Nico González was supposed to stay. After a half-season loan at Atletico Madrid that yielded five goals in 37 appearances, a permanent deal looked like the natural conclusion. Instead, Juventus's €28m asking price has made that impossible. Negotiations have effectively stalled, and the Argentine winger now faces an uncertain future as his time in La Liga appears to be ending.

The valuation gap

The numbers tell a striking story. González arrived at Atletico on a loan fee under €2m—a modest arrangement designed to give the winger a fresh start after Igor Tudor sidelined him at Juventus. Now, just one season later, Juventus has reportedly warned that they cannot make the move permanent for anything below €28m, a 14-fold increase in valuation that sits far beyond what Atletico can afford.

The original loan deal included a €32m automatic obligation to buy, but that clause was never triggered when the season ended. Without it, González's path to permanence depends entirely on open negotiations between two clubs with irreconcilable valuations. Juventus will not budge below €28m; Atletico cannot justify that spend for a winger who contributed five goals across 37 games.

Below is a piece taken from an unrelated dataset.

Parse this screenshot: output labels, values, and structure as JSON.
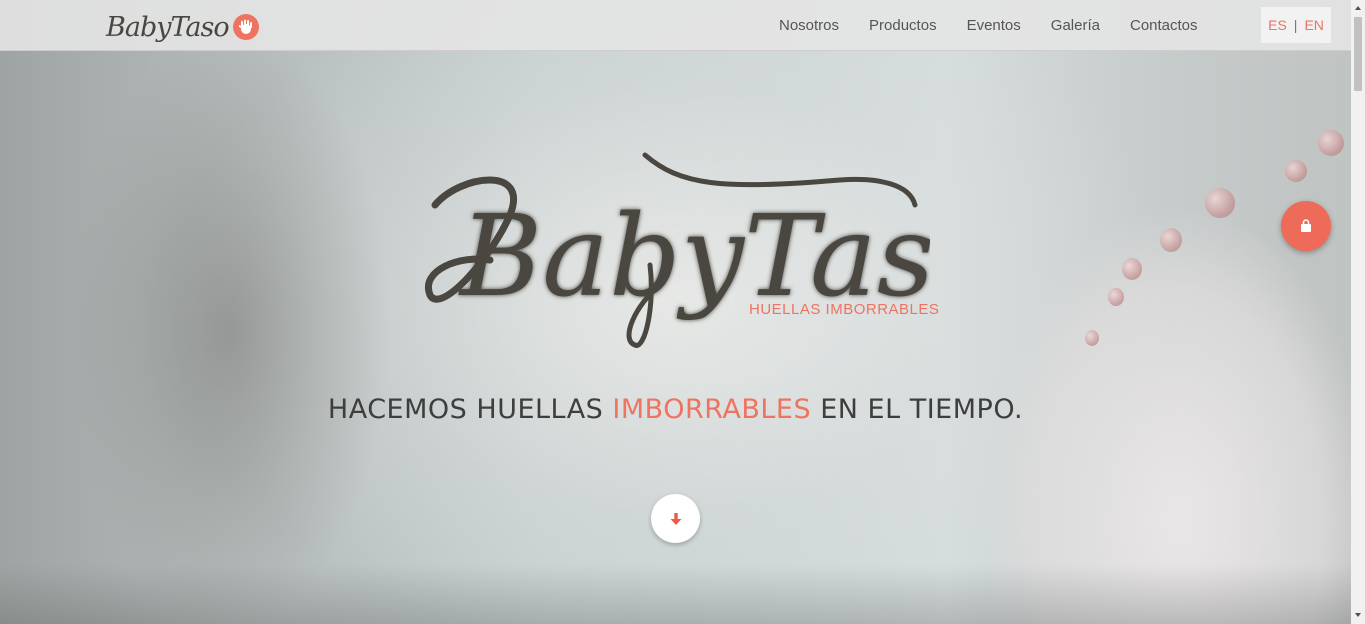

The timing compounds the problem. Atletico finished fourth in La Liga, putting them in Europe next season but reflecting a squad dependent on finding affordable talent. That finish justifies their urgency to keep González, but it does not stretch their budget to €28m.

The manager who wants him back

There is a wrinkle: Luciano Spalletti has replaced Igor Tudor at Juventus, and the new manager is believed to rate González highly. That reversal—from outcast to wanted player—means a return to Turin no longer represents a dead end. How his role would develop under Spalletti remains unclear, but the coaching change at least creates the possibility that he could become a genuine contributor rather than a sidelined prospect.

For now, González remains in limbo. Juventus holds its ground on €28m. Atletico cannot meet it. Without a third club stepping in to bridge the gap, the winger's loan spell will fade to a footnote rather than the launching pad it might have been.